Health & Medical Self-Improvement

Exploring Dreams for Personal Awareness

Dreams are a natural and efficient way for accessing the meeting of the unconscious and conscious worlds.
We all have conscious and unconscious scripts, ideas, images, that affect our vision.
The lens through which we are looking reflects how we live.
Our dreams are an important tool on this journey.
As we take dreams seriously and pay attention to remembering, writing them down, and saving them, we find the dreams speak with astonishing clarity.
Even though a dream may seem to be without logic, yet it is a key that can open the lock.
Like a key, a symbolic understanding can allow us to decipher its message.
Likewise, the energy the dream figures represent become available to us at a conscious level.
Each dream is mostly interpretable by us, the dreamer, and really not as accurately by anyone else.

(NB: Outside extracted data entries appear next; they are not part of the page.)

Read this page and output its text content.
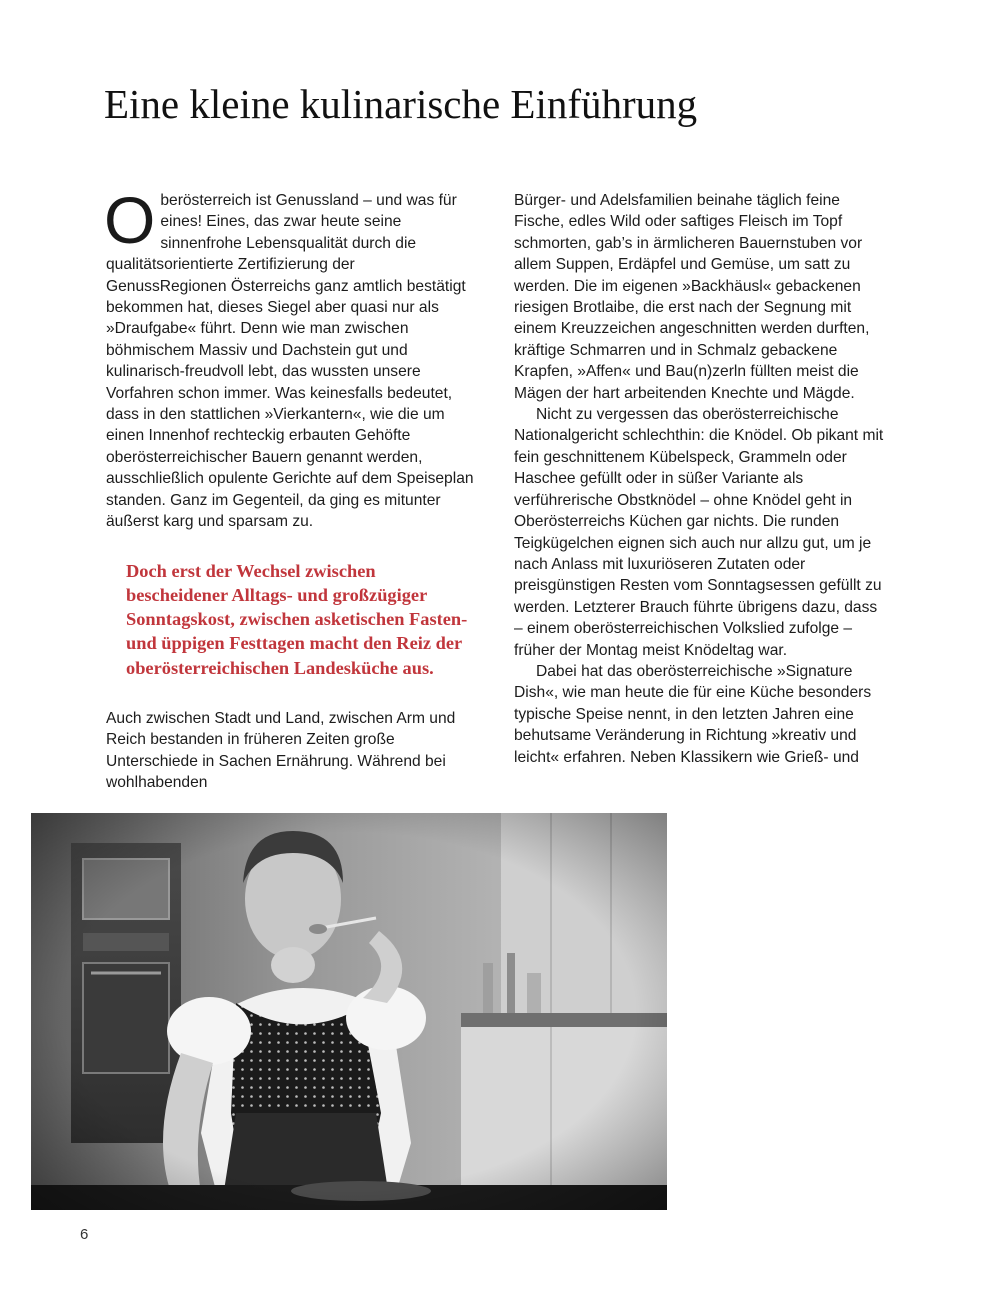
Eine kleine kulinarische Einführung

Oberösterreich ist Genussland – und was für eines! Eines, das zwar heute seine sinnenfrohe Lebensqualität durch die qualitätsorientierte Zertifizierung der GenussRegionen Österreichs ganz amtlich bestätigt bekommen hat, dieses Siegel aber quasi nur als »Draufgabe« führt. Denn wie man zwischen böhmischem Massiv und Dachstein gut und kulinarisch-freudvoll lebt, das wussten unsere Vorfahren schon immer. Was keinesfalls bedeutet, dass in den stattlichen »Vierkantern«, wie die um einen Innenhof rechteckig erbauten Gehöfte oberösterreichischer Bauern genannt werden, ausschließlich opulente Gerichte auf dem Speiseplan standen. Ganz im Gegenteil, da ging es mitunter äußerst karg und sparsam zu.

Doch erst der Wechsel zwischen bescheidener Alltags- und großzügiger Sonntagskost, zwischen asketischen Fasten- und üppigen Festtagen macht den Reiz der oberösterreichischen Landesküche aus.

Auch zwischen Stadt und Land, zwischen Arm und Reich bestanden in früheren Zeiten große Unterschiede in Sachen Ernährung. Während bei wohlhabenden

Bürger- und Adelsfamilien beinahe täglich feine Fische, edles Wild oder saftiges Fleisch im Topf schmorten, gab’s in ärmlicheren Bauernstuben vor allem Suppen, Erdäpfel und Gemüse, um satt zu werden. Die im eigenen »Backhäusl« gebackenen riesigen Brotlaibe, die erst nach der Segnung mit einem Kreuzzeichen angeschnitten werden durften, kräftige Schmarren und in Schmalz gebackene Krapfen, »Affen« und Bau(n)zerln füllten meist die Mägen der hart arbeitenden Knechte und Mägde.

Nicht zu vergessen das oberösterreichische Nationalgericht schlechthin: die Knödel. Ob pikant mit fein geschnittenem Kübelspeck, Grammeln oder Haschee gefüllt oder in süßer Variante als verführerische Obstknödel – ohne Knödel geht in Oberösterreichs Küchen gar nichts. Die runden Teigkügelchen eignen sich auch nur allzu gut, um je nach Anlass mit luxuriöseren Zutaten oder preisgünstigen Resten vom Sonntagsessen gefüllt zu werden. Letzterer Brauch führte übrigens dazu, dass – einem oberösterreichischen Volkslied zufolge – früher der Montag meist Knödeltag war.

Dabei hat das oberösterreichische »Signature Dish«, wie man heute die für eine Küche besonders typische Speise nennt, in den letzten Jahren eine behutsame Veränderung in Richtung »kreativ und leicht« erfahren. Neben Klassikern wie Grieß- und

6
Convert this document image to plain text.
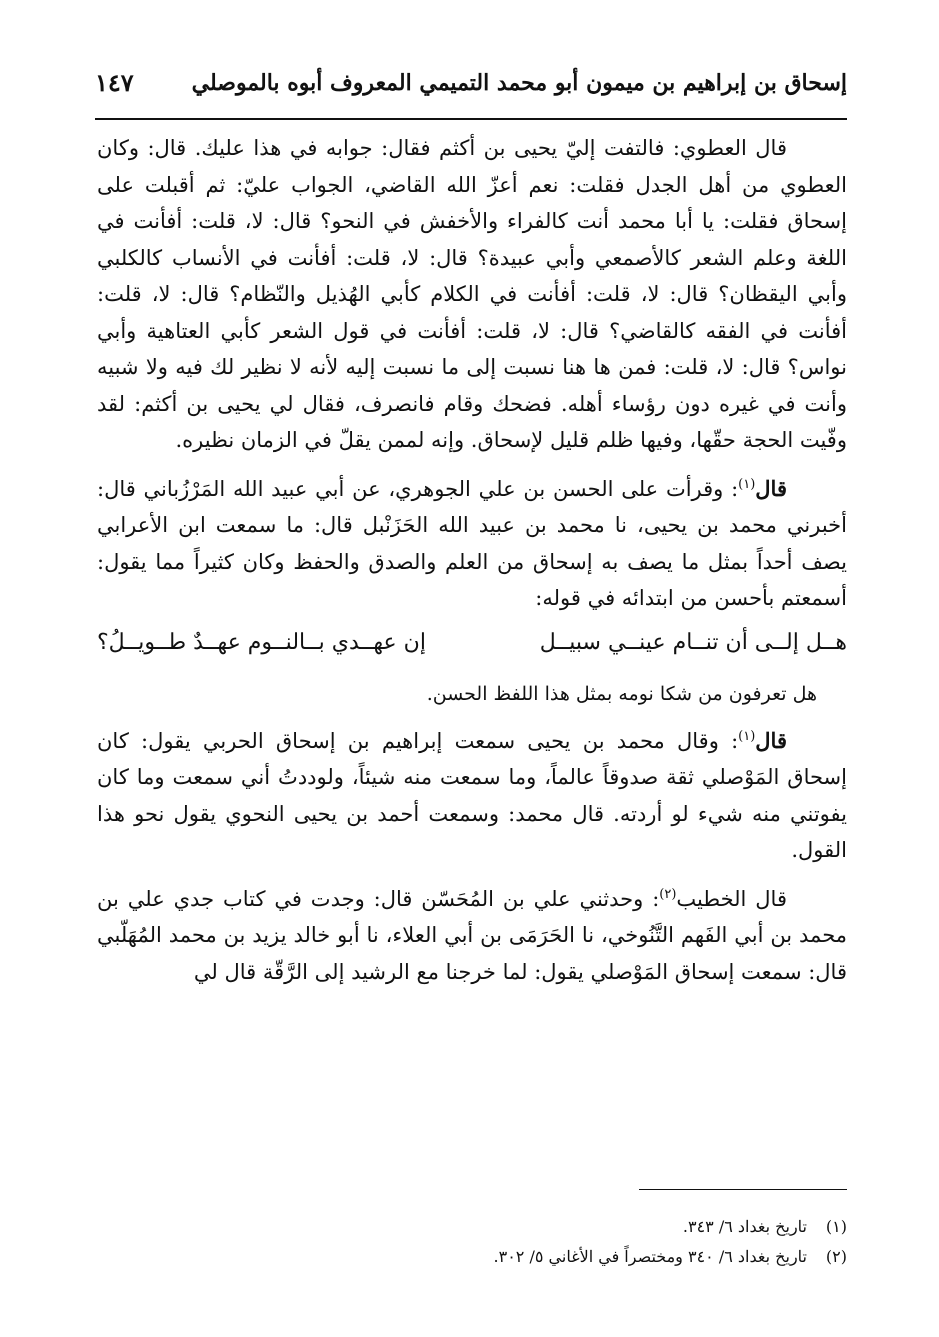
إسحاق بن إبراهيم بن ميمون أبو محمد التميمي المعروف أبوه بالموصلي
١٤٧

قال العطوي: فالتفت إليّ يحيى بن أكثم فقال: جوابه في هذا عليك. قال: وكان العطوي من أهل الجدل فقلت: نعم أعزّ الله القاضي، الجواب عليّ: ثم أقبلت على إسحاق فقلت: يا أبا محمد أنت كالفراء والأخفش في النحو؟ قال: لا، قلت: أفأنت في اللغة وعلم الشعر كالأصمعي وأبي عبيدة؟ قال: لا، قلت: أفأنت في الأنساب كالكلبي وأبي اليقظان؟ قال: لا، قلت: أفأنت في الكلام كأبي الهُذيل والنّظام؟ قال: لا، قلت: أفأنت في الفقه كالقاضي؟ قال: لا، قلت: أفأنت في قول الشعر كأبي العتاهية وأبي نواس؟ قال: لا، قلت: فمن ها هنا نسبت إلى ما نسبت إليه لأنه لا نظير لك فيه ولا شبيه وأنت في غيره دون رؤساء أهله. فضحك وقام فانصرف، فقال لي يحيى بن أكثم: لقد وفّيت الحجة حقّها، وفيها ظلم قليل لإسحاق. وإنه لممن يقلّ في الزمان نظيره.

قال$^{(١)}$: وقرأت على الحسن بن علي الجوهري، عن أبي عبيد الله المَرْزُباني قال: أخبرني محمد بن يحيى، نا محمد بن عبيد الله الحَزَنْبل قال: ما سمعت ابن الأعرابي يصف أحداً بمثل ما يصف به إسحاق من العلم والصدق والحفظ وكان كثيراً مما يقول: أسمعتم بأحسن من ابتدائه في قوله:

هــل إلــى أن تنــام عينــي سبيــل
إن عهــدي بــالنــوم عهــدٌ طــويــلُ؟

هل تعرفون من شكا نومه بمثل هذا اللفظ الحسن.

قال$^{(١)}$: وقال محمد بن يحيى سمعت إبراهيم بن إسحاق الحربي يقول: كان إسحاق المَوْصلي ثقة صدوقاً عالماً، وما سمعت منه شيئاً، ولوددتُ أني سمعت وما كان يفوتني منه شيء لو أردته. قال محمد: وسمعت أحمد بن يحيى النحوي يقول نحو هذا القول.

قال الخطيب$^{(٢)}$: وحدثني علي بن المُحَسّن قال: وجدت في كتاب جدي علي بن محمد بن أبي الفَهم التَّنُوخي، نا الحَرَمَى بن أبي العلاء، نا أبو خالد يزيد بن محمد المُهَلّبي قال: سمعت إسحاق المَوْصلي يقول: لما خرجنا مع الرشيد إلى الرَّقّة قال لي

(١)
تاريخ بغداد ٦/ ٣٤٣.
(٢)
تاريخ بغداد ٦/ ٣٤٠ ومختصراً في الأغاني ٥/ ٣٠٢.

Whether you understand it entirely, ultimately you are the final authority on your dream and its meaning in your life.
Carl Jung, the famous Swiss psychiatrist in the twentieth century, was known for making sense of what might look like bizarre dreams.
In the service of this idea, Jung stressed the importance of sticking to the image by exploring in depth our own associations to it.
This involves elaborating on the dream images and symbols in order to find their significance to us.
He cautioned against ascribing general meaning to dream symbols.
In other words, you do not just look them up on goggle but the meaning ascribed to them must ring true to yourself and your life.
Otherwise, the dreams become pointless.
By writing down our associations, feelings and thoughts about the dream, we prevent dream analysis from devolving into a theoretical and dogmatic exercise and keep it close to our own psychological and emotional situation.
Dream-work is essentially subjective, a viewpoint of our unconscious presented to our conscious world.
We can describe the dream as a play in a theatre and directly related to the life of the dreamer.
The dreamscape includes the scene, the players, the prompter, the producer, the author, the public, and the observers.
And, all these represent as well the personal and collective aspects of the dreamer.
A life challenge, crisis or change of any form may feel overwhelming, maybe like a failure that leaves us shattered and in pieces.
We may feel uncertain, isolated and confused.
How we coped before works no longer and the former attitudes, beliefs or ways we perceived ourselves are inadequate.
The problems reflect what is discordant and unassimilated in our personality.
Paradoxically, these are the very obstacles that can become the incentives and openings to unknown possibilities.
And, the answer can be found by exploring the world of dreams.
Each of us harbors within our universe a number of characters, parts of ourselves that can cause conflict and mental distress when not understood.
We are relatively unacquainted with these players and their roles and yet they are constantly seeking a stage on which to perform the tragedies and comedies, personal and collective.
Dreams communicate to us using image combinations.
These images and symbols appear in our dreams and become understandable through our dialogues with the dream characters and associating to the situations and settings presented in the dream.
In these ways, the dream is an instrument for the diagnosis, research and treatment of our emotional problems and strengths.
For example, if we repress feelings of anger or rage in waking life, we may dream rage-filled, angry dreams to compensate for this.
The dream has a balancing effect by producing another point of view for us and often giving us some tools for coping, if we stay with the images long enough.
The dream is not an isolated event and tends to compensate or create a balance to our conscious attitudes and personality traits.
As such, the dream is an inner drama at the same time as it also reflects the outer world.
This becomes apparent when people dream of disasters before they occur.
The dreams prepare us and help us cope.
By paying attention to dreams we learn how to work with the forces that blow us about, and also bring direction to our lives.
The point of attaining inner knowledge is not to become different from who we are, but to help us recognize and discover ourselves.
In the process our personality expands and we realize what has always been there, but not fully lived or known.
Through caring attention to the dream images, we gradually begin to integrate qualities-good and bad-into our personality.
This means accepting what was unacceptable and also managing and developing the newly discovered qualities.
To transform ourselves requires retrieving our lost or undeveloped personality parts that can be revealed through our dreams.
A goal of dream work is to bring awareness and understanding of what was formerly unconscious and blocking development.
Dream recall helps us engage with ourselves, others and life to our fullest potential.
A woman at a crossroads of her life dreamt she was on stage and asking the question about what should she do now.
The dream answered she was to just be there and pay attention.